A drama based on Wesley Lowery's bestselling nonfiction book They Can’t Kill Us All: Ferguson, Baltimore, and a New Era in America’s Racial Justice, has been put in development by AMC. The show comes from Brad Weston's Makeready production company, and writer LaToya Morgan (Into the Badlands, Turn: Washington's Spies).

The book was published in 2016 by Little, Brown & Company, and was acquired by Makeready last fall. It examines how decades of racially biased policing in segregated neighborhoods with failing schools, crumbling infrastructure, and too few jobs has led to the high-profile cases of police brutality in Ferguson, Cleveland, Baltimore and other cities, and led to the Black Lives Matter movement seeking justice for the deaths of Michael Brown, Tamir Rice and Freddie Gray.
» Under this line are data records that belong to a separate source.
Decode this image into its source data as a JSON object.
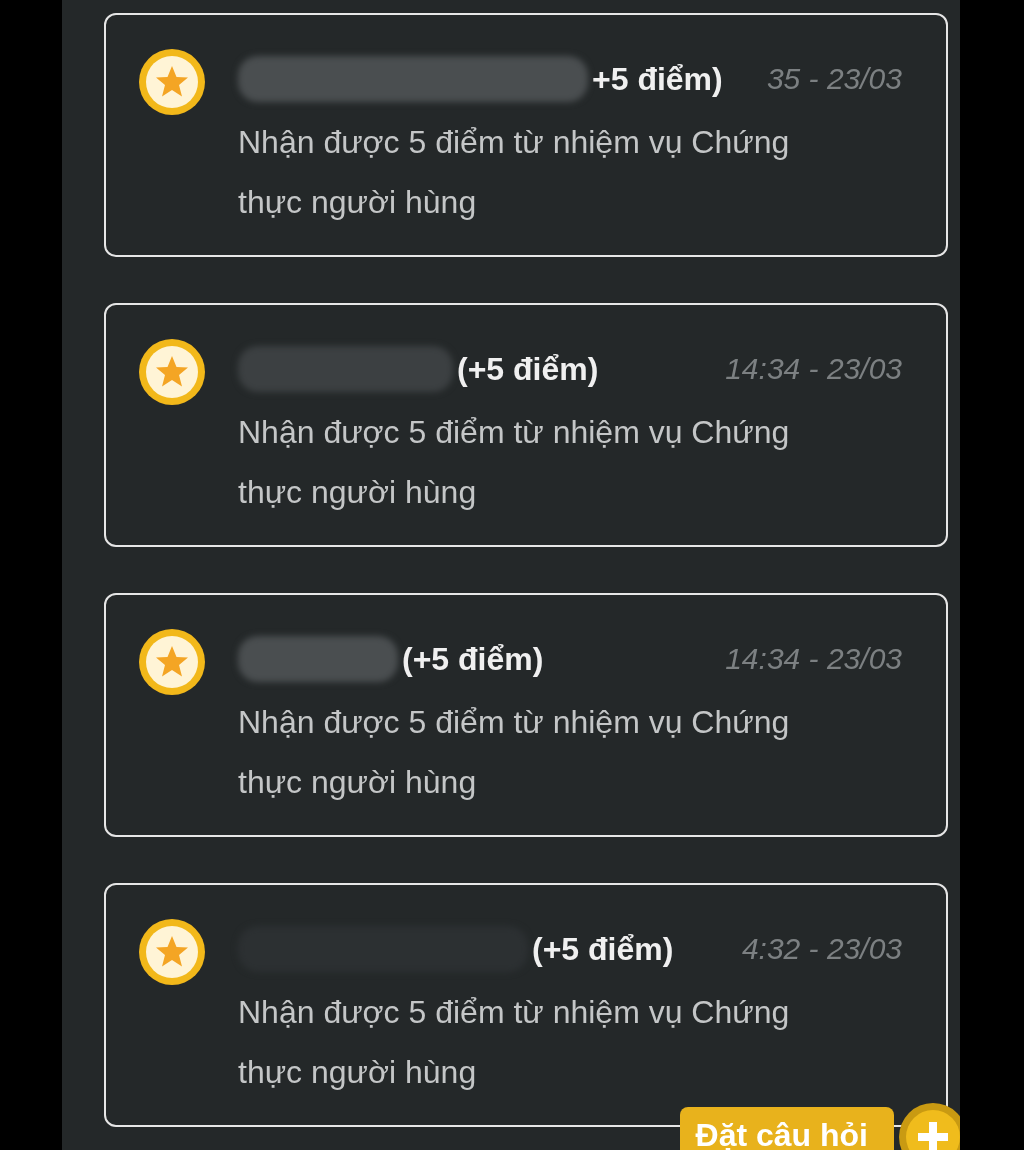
{
  "notifications": [
    {
      "title": "+5 điểm)",
      "time": "35 - 23/03",
      "message": "Nhận được 5 điểm từ nhiệm vụ Chứng thực người hùng"
    },
    {
      "title": "(+5 điểm)",
      "time": "14:34 - 23/03",
      "message": "Nhận được 5 điểm từ nhiệm vụ Chứng thực người hùng"
    },
    {
      "title": "(+5 điểm)",
      "time": "14:34 - 23/03",
      "message": "Nhận được 5 điểm từ nhiệm vụ Chứng thực người hùng"
    },
    {
      "title": "(+5 điểm)",
      "time": "4:32 - 23/03",
      "message": "Nhận được 5 điểm từ nhiệm vụ Chứng thực người hùng"
    }
  ],
  "ask_button": {
    "label": "Đặt câu hỏi"
  }
}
The potential series will also reflect current events and race relations through the stories and voices of fictional characters. Morgan, who has a deal at AMC, will write the show and executive produce alongside Makeready founder and CEO Weston, as well as with creative heads Pam Abdy and Scott Nemes.

Lowery, a reporter at The Washington Post, was on the front lines reporting during the protests and unrest following the deaths of Michael Brown and more. He was a leader on the paper's "Fatal Force" project, a database that tracked 990 police shootings in 2015. The project won the Pulitzer Prize for National Reporting in 2016.